Perhaps it's the constant droning of "We will never forget..." touted in commercials for commemorative coins, wall hangings and statues sold by hucksters, along with extremes in the media lauding us to always remember, remember, remember...
On the note of memory, one of the two greatest historical events in our collective lifetimes came 50 years ago next week. It's nearly impossible for me to imagine a half century has come and gone since the fateful shots were fired at Dealey Plaza in Dallas on Nov. 22, 1963.
America lost its innocence on that mild Texas afternoon. As a nation, we've never regained it.
I was a first-grader at Gosnell Elementary School just a mile or so off the front gate of Blytheville Air Force Base in northeast Arkansas that Friday. As a just-turned-7-year old, I couldn't understand why all the teachers and the junior high and high school girls were crying.
We were loaded on the bus just an hour or so after lunch and taken home. Two teen-age girls who lived next door explained to me that President Kennedy had been shot.
My mom was upset when I walked in from the bus ride. My dad was called back to the base immediately, on alert.
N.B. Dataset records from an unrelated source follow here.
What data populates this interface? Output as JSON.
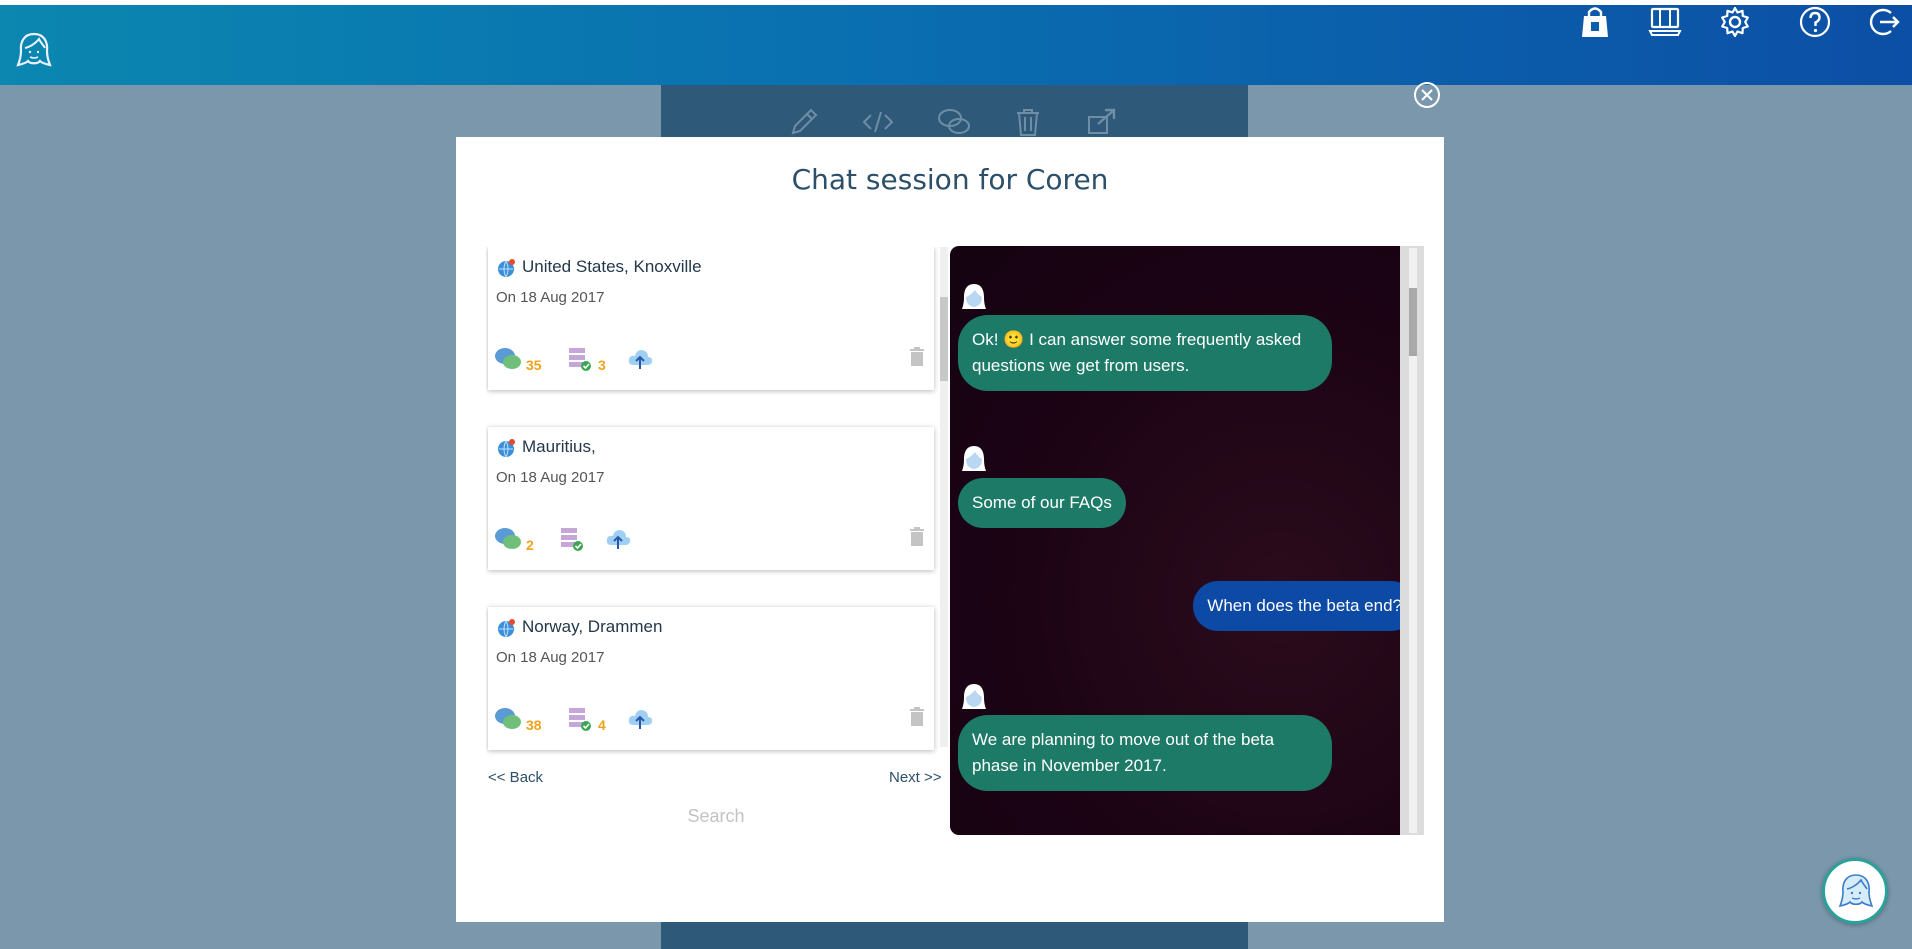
{
  "header": {
    "icons": [
      "brand-face-icon",
      "shopping-bag-icon",
      "monitor-icon",
      "gear-icon",
      "help-icon",
      "logout-icon"
    ]
  },
  "background_toolbar": {
    "icons": [
      "pencil-icon",
      "code-icon",
      "chat-bubbles-icon",
      "trash-icon",
      "share-icon"
    ]
  },
  "modal": {
    "title": "Chat session for Coren",
    "sessions": [
      {
        "location": "United States, Knoxville",
        "date": "On 18 Aug 2017",
        "messages": "35",
        "intents": "3"
      },
      {
        "location": "Mauritius,",
        "date": "On 18 Aug 2017",
        "messages": "2",
        "intents": ""
      },
      {
        "location": "Norway, Drammen",
        "date": "On 18 Aug 2017",
        "messages": "38",
        "intents": "4"
      }
    ],
    "pager": {
      "back": "<< Back",
      "next": "Next >>"
    },
    "search": {
      "placeholder": "Search",
      "value": ""
    }
  },
  "chat": {
    "messages": [
      {
        "from": "bot",
        "text_before": "Ok! ",
        "emoji": "🙂",
        "text_after": " I can answer some frequently asked questions we get from users."
      },
      {
        "from": "bot",
        "text": "Some of our FAQs"
      },
      {
        "from": "user",
        "text": "When does the beta end?"
      },
      {
        "from": "bot",
        "text": "We are planning to move out of the beta phase in November 2017."
      }
    ]
  },
  "colors": {
    "header_start": "#0b87b0",
    "header_end": "#0c4fa6",
    "bot_bubble": "#1d7a67",
    "user_bubble": "#0c4aa6",
    "count_accent": "#f0a21c",
    "chat_background": "#1b0314"
  }
}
At the time no one knew if the shooting was a precursor to a Soviet attack or some other act of war. It had been just 13 months since the air base went through the gut-wrenching tension of the Cuban Missile Crisis.
Saturday was disappointing for a kid in the pre-network cartoon era when it was the only day dedicated to children. No Bugs Bunny, no Huckleberry Hound, no Snaggle Puss. Just a constant flow of news from our old black-and-white television as one talking head after another lamented the loss of our president and speculated about the murder.
The speculation hasn't diminished over the last 50 years and would seem to have increased exponentially in our present conspiracy-ridden society.
The events of Nov. 22, 1963, are forever etched in the American psyche. Sadly, however, if you were to ask a teen=ager today to tell you something about President John F. Kennedy it wouldn't be his speech at the Brandenburg Gate in Berlin in June 1963 with the famous phrase, "Ich bin ein Berliner" or his speech at Rice University in 1962 challenging America to go to the moon, "Not because (these things) are easy, but because they are hard." Or even, his quarantine of Cuba that prevented World War III. Kids today would be quick to respond "He got shot," or "He had an affair with Marilyn Monroe."
We've lost something as a nation when our national heroes are poked, prodded and investigated in attempts to destroy, discredit or deny their ability to lead.
July 20, 1969, will be forever tied to Nov. 22, 1963. It was President Kennedy that challenged us to go to the moon and his influence over Congress funded the moon shot that succeeded in the summer of '69.
The explosion of the space shuttle Challenger on Jan. 26, 1986, was another turning point, albeit one that ended the romanticism of the earlier space age and erased another vestige of optimism for the future in our generation.
The children of Generation X and Generation Next have just Sept. 11, 2001, to lay claim to as the seminal event of their lives.
The individualistic nature of news, music and entertainment brought on by the digital age has created a nation that steadily grows apart. We all received the news of the three shots from the Texas School Book Depository building at the same time, and most of us watched as Walter Cronkite removed his glasses, his resonant voice beginning to shake as he said, "From Dallas, Texas, the flash -- apparently official -- President Kennedy died at 1 p.m. Central Standard Time, 2 p.m. Eastern Standard Time, some 38 minutes ago."
A half century is gone, and I can still hear his voice.
Editor's note: Staff writer Randy Tucker is a retired educator. He farms in rural Riverton.